Chinese military writings offer many insights. Unlike the United States, China does not have a professional national military. The PLA is the armed wing of the Chinese Communist Party (CCP), a political organization that has exercised a monopoly on power in China since 1949. As such, PLA writings must pass through a rigid censorship process to make sure they are "correct" reflections of the CCP's official position before they can be published. This process ensures that communist party officials speak with one voice on all important issues.
Like any military, the PLA produces field manuals, technical studies, and other written materials that are not intended for outside consumption. Compared to propaganda writings, internal PLA materials are often more candid and detailed. What is the official PLA view of America? Is there a difference between how Chinese military sources portray the U.S. in public statements and internal ones? If so, what does this imply about Beijing's intentions?
Authoritative PLA writings that are made available to external audiences will sometimes make unflattering remarks about the United States, but they avoid describing America as an adversary. They do not portray the U.S. as a strategic competitor, hostile force, or enemy. They generally use neutral or mild terms to describe U.S. actions. When they are critical, China's military writings will often refer to the U.S. indirectly, and they will not suggest the possibility of armed confrontation.
For example, the most recent white paper made available by China's defense ministry is entitled, "China's Policy for Security Cooperation in the Asia-Pacific." Published in January 2017, this report hints that problems between the U.S. and PRC might exist, but stresses the stable and constructive nature of bilateral security relations. Prior to that, " China's Military Strategy in 2014 " made note of the U.S. rebalance to Asia strategy, but did not express any explicit concerns.
The 2012 iteration of China's defense white paper was a bit more transparent about how the PLA felt.
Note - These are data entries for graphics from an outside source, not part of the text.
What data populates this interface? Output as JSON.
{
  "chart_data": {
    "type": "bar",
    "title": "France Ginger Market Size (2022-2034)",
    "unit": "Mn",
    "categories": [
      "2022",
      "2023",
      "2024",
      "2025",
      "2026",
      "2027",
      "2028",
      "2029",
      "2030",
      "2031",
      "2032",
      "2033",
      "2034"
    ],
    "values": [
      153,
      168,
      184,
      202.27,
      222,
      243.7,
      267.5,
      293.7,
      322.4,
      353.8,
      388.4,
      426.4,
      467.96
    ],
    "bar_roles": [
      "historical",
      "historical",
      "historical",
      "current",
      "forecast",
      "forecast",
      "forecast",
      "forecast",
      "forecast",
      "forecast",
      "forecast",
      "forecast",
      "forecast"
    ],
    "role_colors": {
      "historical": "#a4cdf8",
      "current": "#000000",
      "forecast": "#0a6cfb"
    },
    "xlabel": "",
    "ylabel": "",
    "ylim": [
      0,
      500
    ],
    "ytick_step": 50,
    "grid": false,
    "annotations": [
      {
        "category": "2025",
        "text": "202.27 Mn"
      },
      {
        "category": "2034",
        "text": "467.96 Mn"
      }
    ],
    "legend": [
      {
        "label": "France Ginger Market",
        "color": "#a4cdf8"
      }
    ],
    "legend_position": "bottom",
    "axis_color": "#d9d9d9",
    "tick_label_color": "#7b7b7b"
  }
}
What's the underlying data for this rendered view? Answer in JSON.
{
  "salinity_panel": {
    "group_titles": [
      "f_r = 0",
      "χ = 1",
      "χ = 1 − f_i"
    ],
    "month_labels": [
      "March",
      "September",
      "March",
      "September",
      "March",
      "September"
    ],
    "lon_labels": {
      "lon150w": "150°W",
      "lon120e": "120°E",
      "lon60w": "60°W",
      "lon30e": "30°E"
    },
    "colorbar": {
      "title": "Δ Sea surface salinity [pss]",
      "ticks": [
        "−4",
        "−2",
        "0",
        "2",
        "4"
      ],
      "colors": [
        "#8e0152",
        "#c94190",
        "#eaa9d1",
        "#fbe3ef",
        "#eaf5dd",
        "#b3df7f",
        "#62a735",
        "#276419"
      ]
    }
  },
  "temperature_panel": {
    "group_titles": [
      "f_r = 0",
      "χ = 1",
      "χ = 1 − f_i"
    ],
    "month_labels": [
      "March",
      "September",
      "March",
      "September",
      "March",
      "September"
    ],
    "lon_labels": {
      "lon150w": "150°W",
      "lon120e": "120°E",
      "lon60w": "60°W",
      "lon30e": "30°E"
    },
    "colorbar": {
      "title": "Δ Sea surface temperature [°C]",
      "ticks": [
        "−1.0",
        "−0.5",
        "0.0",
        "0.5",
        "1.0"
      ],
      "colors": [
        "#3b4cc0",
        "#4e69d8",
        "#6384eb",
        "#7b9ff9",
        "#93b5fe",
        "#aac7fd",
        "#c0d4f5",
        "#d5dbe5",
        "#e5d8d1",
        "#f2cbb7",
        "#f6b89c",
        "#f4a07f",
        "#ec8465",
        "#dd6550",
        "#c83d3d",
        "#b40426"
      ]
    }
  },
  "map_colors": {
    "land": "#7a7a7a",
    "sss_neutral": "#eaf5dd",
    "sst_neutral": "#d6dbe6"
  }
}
In an indirect criticism of the U.S., it stated that "there are signs of increasing hegemonism, power politics, and neo-interventionism...some country has strengthened its Asia-Pacific military alliances, expanded its military presence in the region, and frequently makes the situation there tenser."
China's 2010 defense white paper , again, without mentioning the U.S. by name, stated that: "International military competition remains fierce...Some powers have worked out strategies for outer space, cyber space and the polar regions, developed means for prompt global strikes, accelerated development of missile defense systems, enhanced cyber operations capabilities to occupy new strategic commanding heights." China's 2008 defense white paper expressed similar concerns about the U.S., using almost the exact same indirect language.